Conducting a cybersecurity audit

After you have identified the regulations your organization must adhere to, the next step in assessing your organization’s overall compliance is to conduct an internal cybersecurity audit. The goal of the audit is to evaluate your organization’s current IT security governance structure with regards to relevant regulations. This is done by measuring your current security programs’ adherence to the cybersecurity regulations identified by The Federal Information Security Management Act (FISMA). Some areas your program will be tested on include:

Risk management

This covers how well your company identifies and manages the risks associated with regulatory compliance. Different aspects of your security plan such as how you communicate risk, and the processes you have in place to ensure risk assessments are completed will be assessed. 

Configuration management

Configuration management is the process of identifying, evaluating, and controlling any changes made to your cybersecurity practices. The evaluation will test your organization’s configurations and standard configuration settings for information systems against a predetermined baseline. The goal is to have an established audit system in place that continually monitors your compliance with established configurations.

Security and privacy training

This is an evaluation of the IT trainings you have in place.

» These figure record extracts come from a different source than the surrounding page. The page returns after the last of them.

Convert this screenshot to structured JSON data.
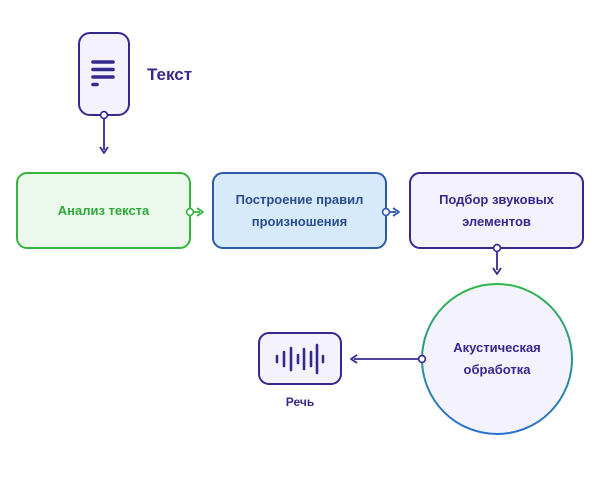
{
  "input": {
    "label": "Текст",
    "icon": "document-text-icon"
  },
  "steps": [
    {
      "id": "analysis",
      "label": "Анализ текста",
      "text_color": "#2dab3a",
      "fill": "#ecf8ec",
      "stroke": "#35b53e"
    },
    {
      "id": "pronunciation",
      "label": "Построение правил произношения",
      "text_color": "#2a4d8c",
      "fill": "#d6eafc",
      "stroke": "#2a5aa8"
    },
    {
      "id": "selection",
      "label": "Подбор звуковых элементов",
      "text_color": "#35298f",
      "fill": "#f4f2fd",
      "stroke": "#35298f"
    },
    {
      "id": "acoustic",
      "label": "Акустическая обработка",
      "text_color": "#35298f",
      "fill": "#f4f2fd",
      "stroke_gradient": [
        "#2fb84a",
        "#2a6fd0"
      ]
    }
  ],
  "output": {
    "label": "Речь",
    "icon": "sound-wave-icon"
  },
  "colors": {
    "primary": "#35298f",
    "green": "#35b53e",
    "blue": "#2a5aa8"
  }
}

Your workforce will have to take an assessment focused on identifying gaps in IT security needs. 

While it is only required that you conduct a cybersecurity audit once a year, FISMA recommends that you continually monitor all controls. This will help ensure compliance through the timely remediation of any gaps you find in your controls. Additionally, it is recommended that you regularly document your ongoing evaluation of security controls, as this can be used in future audits. 

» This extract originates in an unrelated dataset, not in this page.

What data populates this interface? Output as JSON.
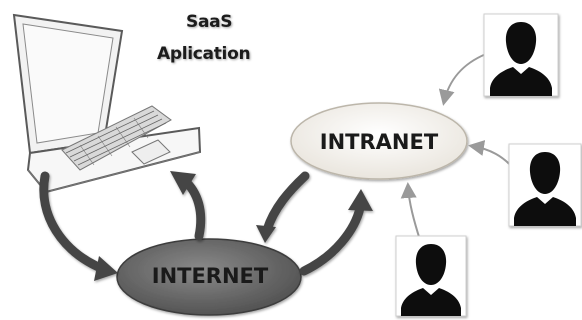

Creating a compliance monitoring plan 

Once an audit is complete, you can then begin creating a compliance monitoring plan. When creating a compliance monitoring plan, you should aim to address all the risks identified in the audit stage, however, risks that pose the greatest threat to your organization should be prioritized. Once you have identified which risks to monitor, you then need to decide how you are going to implement the monitoring program. When assigning monitoring roles, it is recommended that you map the required expertise against your employees’ skill sets, as to not waste any resources. Additionally, risk monitoring activities should be combined if applicable.

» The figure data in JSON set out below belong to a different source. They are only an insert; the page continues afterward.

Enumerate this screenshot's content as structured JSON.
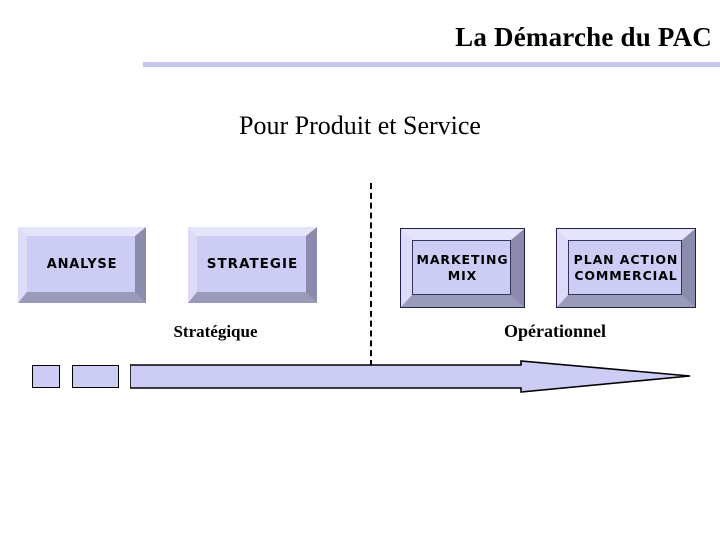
{
  "slide": {
    "title": "La Démarche du PAC",
    "subtitle": "Pour Produit et Service",
    "colors": {
      "rule": "#c6c6ef",
      "box_face": "#ccccf4",
      "bevel_light": "#e4e4fb",
      "bevel_dark": "#8b8bad",
      "box_outline": "#20204a",
      "arrow_fill": "#ccccf4",
      "arrow_stroke": "#000000",
      "text": "#000000"
    }
  },
  "process": {
    "boxes": [
      {
        "label": "ANALYSE",
        "style": "soft",
        "phase": "strategique"
      },
      {
        "label": "STRATEGIE",
        "style": "soft",
        "phase": "strategique"
      },
      {
        "label": "MARKETING\nMIX",
        "style": "outlined",
        "phase": "operationnel"
      },
      {
        "label": "PLAN  ACTION\nCOMMERCIAL",
        "style": "outlined",
        "phase": "operationnel"
      }
    ],
    "phases": [
      {
        "key": "strategique",
        "label": "Stratégique"
      },
      {
        "key": "operationnel",
        "label": "Opérationnel"
      }
    ],
    "divider": {
      "type": "dashed-vertical"
    },
    "arrow": {
      "direction": "right",
      "segments": 3,
      "segment_names": [
        "arrow-dash-small",
        "arrow-dash-medium",
        "arrow-body-with-head"
      ]
    }
  }
}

The output of your monitoring activity will be dependent on the level and frequency required by relevant regulatory boards. With that in mind, it is very important to always keep regulatory boards informed of any failings identified, as well as the efforts you take to improve upon any gaps you may find. 

Final thoughts

The ever-changing nature of laws and regulations can make ensuring regulatory compliance very difficult for organizations. While implementing a compliance monitoring plan can help considerably, it’s important to recognize that these will not fully protect you from regulatory fines. With that in mind, SecurityScorecard’s compliance solutions are designed to continuously monitor your organization’s adherence with current security mandates. Partnering with SecurityScorecard will allow you confidently demonstrate compliance, as we provide you with the tools you need to quickly identify and remediate any vendor or partner security risks that may signal policy violations. As laws continue to evolve, having the tools in place to ensure compliance has become a necessity for organizations. For this reason, you must shape your security culture around regulatory compliance, as many times this translates to the success of an organization.